We use a "Local-First" hybrid model to maintain 100% data ownership.

1. SOPS (At Rest): Sensitive manifests are encrypted in Git via age. Files with the .sops.yaml extension are encrypted.
2. Flux Decryption: Flux uses a private age key (sops-age) in the flux-system namespace to decrypt manifests on the fly.

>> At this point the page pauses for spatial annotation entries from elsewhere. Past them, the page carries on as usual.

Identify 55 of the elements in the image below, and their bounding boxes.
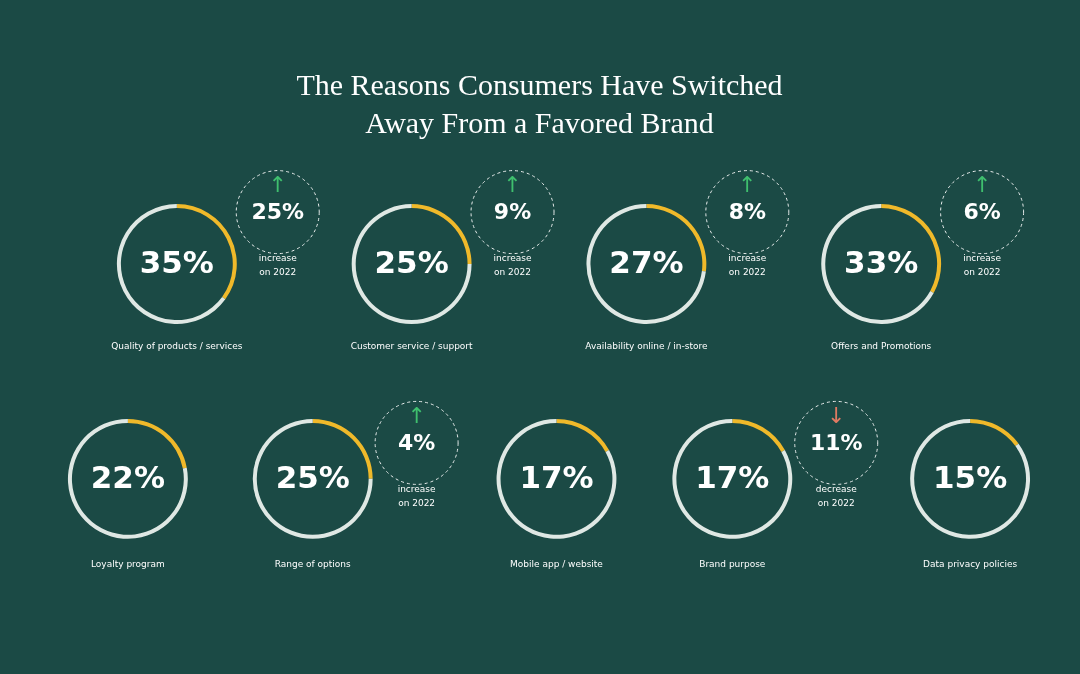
text: ↑ (268, 172, 287, 198)
text: on 2022 (259, 267, 297, 278)
text: The Reasons Consumers Have Switched Away From a Favored Brand (296, 68, 783, 140)
text: 6% (963, 199, 1001, 225)
text: on 2022 (963, 267, 1001, 278)
data-label: 15% (933, 458, 1008, 495)
data-label: 27% (609, 244, 684, 281)
data-label: 33% (844, 244, 919, 281)
text: on 2022 (817, 497, 855, 508)
data-label: 25% (374, 244, 449, 281)
data-label: 17% (695, 458, 770, 495)
text: increase (963, 253, 1002, 264)
data-label: 35% (139, 244, 214, 281)
donut-slice (252, 418, 373, 539)
donut-slice (821, 204, 934, 324)
text: on 2022 (494, 267, 531, 278)
text: ↑ (972, 172, 992, 198)
text: 11% (809, 429, 863, 455)
donut-slice (556, 418, 610, 452)
data-label: 25% (275, 458, 350, 495)
donut-slice (970, 418, 1019, 446)
text: Offers and Promotions (831, 340, 932, 351)
text: Availability online / in-store (585, 340, 708, 351)
text: increase (493, 253, 532, 264)
text: Loyalty program (91, 558, 165, 569)
text: on 2022 (728, 267, 766, 278)
text: increase (258, 253, 298, 264)
text: increase (397, 483, 437, 494)
donut-slice (496, 418, 617, 539)
text: ↑ (503, 172, 522, 198)
donut-slice (732, 418, 785, 452)
donut-slice (586, 204, 706, 324)
text: 8% (728, 199, 766, 225)
text: ↓ (827, 402, 846, 428)
text: Customer service / support (350, 340, 474, 351)
data-label: 22% (90, 458, 165, 495)
text: Quality of products / services (111, 340, 243, 351)
donut-slice (67, 418, 188, 539)
text: Brand purpose (699, 558, 766, 569)
text: on 2022 (398, 497, 436, 508)
donut-slice (672, 418, 793, 539)
text: decrease (815, 483, 858, 494)
text: Range of options (274, 558, 351, 569)
donut-slice (910, 418, 1031, 539)
text: ↑ (738, 172, 757, 198)
text: Mobile app / website (510, 558, 604, 569)
text: Data privacy policies (923, 558, 1018, 569)
donut-slice (116, 204, 226, 324)
text: 9% (493, 199, 532, 225)
text: 4% (397, 429, 436, 455)
text: ↑ (407, 402, 426, 428)
text: 25% (251, 199, 305, 225)
text: increase (728, 253, 767, 264)
data-label: 17% (519, 458, 594, 495)
donut-slice (351, 204, 472, 324)
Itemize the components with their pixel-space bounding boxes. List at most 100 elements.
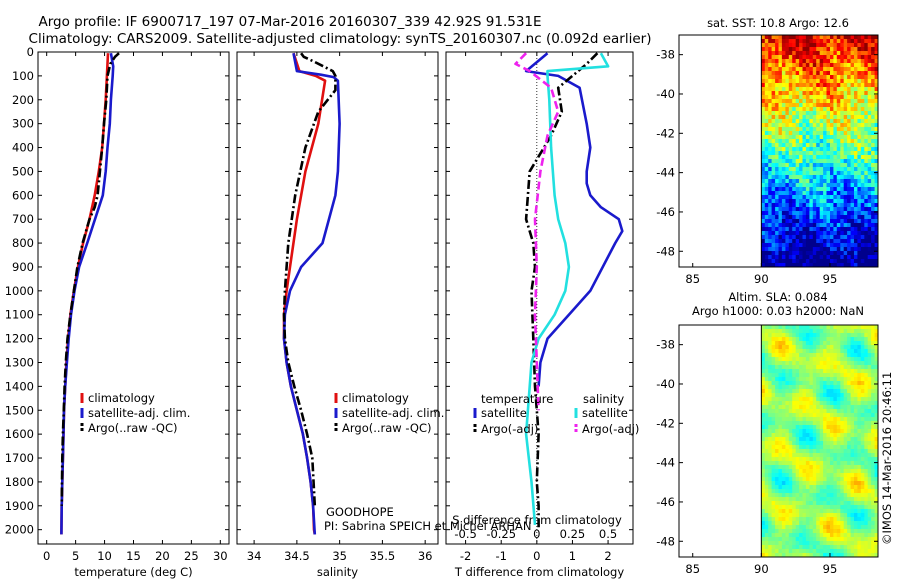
map-cell (874, 215, 878, 220)
map-cell (840, 75, 845, 80)
map-cell (781, 493, 786, 498)
map-cell (854, 263, 858, 267)
map-cell (775, 497, 780, 502)
map-cell (788, 207, 793, 212)
map-cell (857, 227, 862, 232)
map-cell (871, 143, 876, 148)
map-cell (771, 43, 776, 48)
map-cell (778, 115, 783, 120)
map-cell (833, 381, 838, 386)
map-cell (823, 401, 828, 406)
map-cell (823, 325, 828, 330)
map-cell (768, 517, 773, 522)
map-cell (792, 199, 797, 204)
map-cell (768, 263, 773, 267)
map-cell (867, 393, 872, 398)
map-cell (788, 35, 793, 40)
map-cell (857, 537, 862, 542)
map-cell (771, 369, 776, 374)
map-cell (871, 99, 876, 104)
map-cell (761, 509, 766, 514)
map-cell (857, 397, 862, 402)
map-cell (802, 147, 807, 152)
map-cell (843, 345, 848, 350)
map-cell (864, 155, 869, 160)
map-cell (836, 63, 841, 68)
map-cell (799, 493, 804, 498)
map-cell (764, 401, 769, 406)
map-cell (850, 417, 855, 422)
map-cell (788, 441, 793, 446)
map-cell (819, 203, 824, 208)
map-cell (816, 357, 821, 362)
map-cell (802, 465, 807, 470)
map-cell (761, 79, 766, 84)
map-cell (771, 79, 776, 84)
map-cell (805, 263, 810, 267)
map-cell (857, 171, 862, 176)
map-cell (864, 195, 869, 200)
map-cell (792, 497, 797, 502)
map-cell (775, 469, 780, 474)
map-cell (768, 465, 773, 470)
map-cell (799, 127, 804, 132)
map-cell (836, 449, 841, 454)
map-cell (764, 175, 769, 180)
map-cell (874, 373, 878, 378)
map-cell (812, 489, 817, 494)
map-cell (802, 485, 807, 490)
map-cell (819, 325, 824, 330)
map-cell (802, 87, 807, 92)
map-cell (788, 139, 793, 144)
map-cell (785, 369, 790, 374)
map-cell (792, 71, 797, 76)
map-cell (840, 51, 845, 56)
map-cell (771, 175, 776, 180)
map-cell (823, 75, 828, 80)
map-cell (823, 107, 828, 112)
map-cell (823, 35, 828, 40)
map-cell (836, 325, 841, 330)
map-cell (867, 79, 872, 84)
map-cell (775, 123, 780, 128)
map-cell (809, 115, 814, 120)
map-cell (857, 405, 862, 410)
map-cell (867, 211, 872, 216)
map-cell (867, 389, 872, 394)
map-cell (874, 175, 878, 180)
map-cell (857, 251, 862, 256)
map-cell (778, 553, 783, 557)
map-cell (768, 171, 773, 176)
map-cell (867, 517, 872, 522)
map-cell (874, 119, 878, 124)
map-cell (819, 59, 824, 64)
map-cell (809, 187, 814, 192)
map-cell (874, 199, 878, 204)
map-cell (843, 373, 848, 378)
map-cell (867, 505, 872, 510)
map-cell (816, 87, 821, 92)
map-cell (847, 255, 852, 260)
map-cell (778, 219, 783, 224)
map-cell (857, 509, 862, 514)
map-cell (761, 159, 766, 164)
map-cell (871, 529, 876, 534)
map-cell (816, 409, 821, 414)
map-cell (802, 163, 807, 168)
map-cell (785, 67, 790, 72)
map-cell (854, 203, 858, 208)
map-cell (857, 501, 862, 506)
map-cell (781, 437, 786, 442)
legend-label: satellite-adj. clim. (342, 406, 444, 420)
map-cell (864, 465, 869, 470)
map-cell (764, 421, 769, 426)
map-cell (840, 497, 845, 502)
map-cell (781, 231, 786, 236)
map-cell (799, 333, 804, 338)
map-cell (847, 477, 852, 482)
map-cell (823, 505, 828, 510)
map-cell (843, 529, 848, 534)
map-cell (768, 147, 773, 152)
map-cell (781, 329, 786, 334)
map-cell (761, 513, 766, 518)
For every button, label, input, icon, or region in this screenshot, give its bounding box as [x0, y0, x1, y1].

🛡️ Isolation & Stability Strategy

1. Dependency Mapping: We use Flux dependsOn in clusters/production to ensure services do not reconcile until infrastructure is healthy.
2. Gentoo Logic: Ansible roles use vars/Gentoo.yml to handle host-level sysadmin tasks specific to the underlying source-based OS.

🛠️ Sysadmin Cheat Sheet

Initial Provisioning

# Generate and distribute SSH keys
ansible-playbook ansible/playbooks/sshkeygen.yml
# Run Ansible to build k0s and bootstrap Flux
ansible-playbook -i ansible/inventory/local.ini ansible/local.yml

Manifest Management

• Force Sync: flux reconcile kustomization [service-name]-ks
• Check Status: flux get kustomizations

Navigating the Cluster

# Set your shell context to the prod environment
kubens env-prod
# Use the terminal UI for 10,000ft view
k9s

🔑 Security Note

This cluster uses an automated SSH key exchange (managed via sshkeygen.yml). The unique public key generated by Flux during bootstrap must be added as a Deploy Key with Write Access in the Git provider settings to enable GitOps synchronization.

---

“Systems are managed in Git; the cluster is merely the execution layer.”